The project was supported by the National Health and Medical Research Council and supported by partner organisation James Cook University.
This project is now complete.
The project took a systems wide approach, planning, implementing and evaluating action to address health workforce through a number of objectives:
- Engaging community members, health service managers or boards, and partner organisations in designing and implementing ground-up approaches to strengthen systems for enhanced continuity of health care and trusting relationships.
- Building equitable systems for local skills-based training and development to increase and sustain the number of Aboriginal and Torres Strait Islander workers in a service.
- Using community-led planning and capacity development of the non-Indigenous health workforce to improve patterns of turnover and strengthen community trust in health systems.
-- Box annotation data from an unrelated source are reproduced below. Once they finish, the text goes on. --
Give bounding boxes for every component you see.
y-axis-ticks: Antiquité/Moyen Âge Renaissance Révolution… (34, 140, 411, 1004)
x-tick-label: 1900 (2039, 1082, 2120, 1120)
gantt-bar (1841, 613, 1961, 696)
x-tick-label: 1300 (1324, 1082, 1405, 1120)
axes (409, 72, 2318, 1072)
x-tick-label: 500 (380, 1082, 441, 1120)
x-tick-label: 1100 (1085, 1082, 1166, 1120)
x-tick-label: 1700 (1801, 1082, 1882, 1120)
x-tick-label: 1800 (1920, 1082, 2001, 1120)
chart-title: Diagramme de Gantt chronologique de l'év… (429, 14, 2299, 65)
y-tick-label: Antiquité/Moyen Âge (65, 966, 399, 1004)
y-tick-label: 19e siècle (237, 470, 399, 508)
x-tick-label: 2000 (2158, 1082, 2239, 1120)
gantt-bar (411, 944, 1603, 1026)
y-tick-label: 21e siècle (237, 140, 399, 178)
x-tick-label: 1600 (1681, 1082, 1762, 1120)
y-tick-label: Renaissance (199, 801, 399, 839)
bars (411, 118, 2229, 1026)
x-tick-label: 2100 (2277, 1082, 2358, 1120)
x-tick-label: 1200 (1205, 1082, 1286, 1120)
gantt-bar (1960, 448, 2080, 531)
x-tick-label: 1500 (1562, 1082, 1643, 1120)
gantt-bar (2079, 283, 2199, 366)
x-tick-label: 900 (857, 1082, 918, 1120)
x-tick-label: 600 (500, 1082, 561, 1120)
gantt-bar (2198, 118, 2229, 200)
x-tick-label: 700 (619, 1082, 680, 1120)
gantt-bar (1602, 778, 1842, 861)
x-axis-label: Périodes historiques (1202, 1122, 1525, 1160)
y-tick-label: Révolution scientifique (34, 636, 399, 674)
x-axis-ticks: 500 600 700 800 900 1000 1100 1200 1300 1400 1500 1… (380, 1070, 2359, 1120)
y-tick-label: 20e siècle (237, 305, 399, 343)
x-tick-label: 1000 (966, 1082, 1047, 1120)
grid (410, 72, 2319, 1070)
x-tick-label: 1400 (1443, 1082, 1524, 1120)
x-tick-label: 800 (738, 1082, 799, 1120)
- Exploring optimal strategies for strengthening the equity of governance and education systems for the PHC workforce, including professional training and development to ensure effectiveness of local strategies.
- Learning from these locally implemented processes to facilitate scale out/up to a broader range of settings.
We worked in partnership with services and a range of key sector partners. We drew on existing primary health care implementation frameworks to develop a culturally-centred and strengths-based process framework that considered the key domains of successful Aboriginal and Torres Strait Islander primary health care models (such as cultural embeddedness and genuine engagement, etc.). We used this to co-design (with community and key stakeholders) workforce strategies to strengthen competency and stability. We then trialled and adapted these strategies in three implementation sites, representing a range of geographical contexts and governance models. We designed the project following Aboriginal and Torres Strait Islander priorities for research quality and measured outcomes including staff turnover, number of Aboriginal and Torres Strait Islander staff, community usage, community rating of safety, trust and respect with the service, and cost benefit.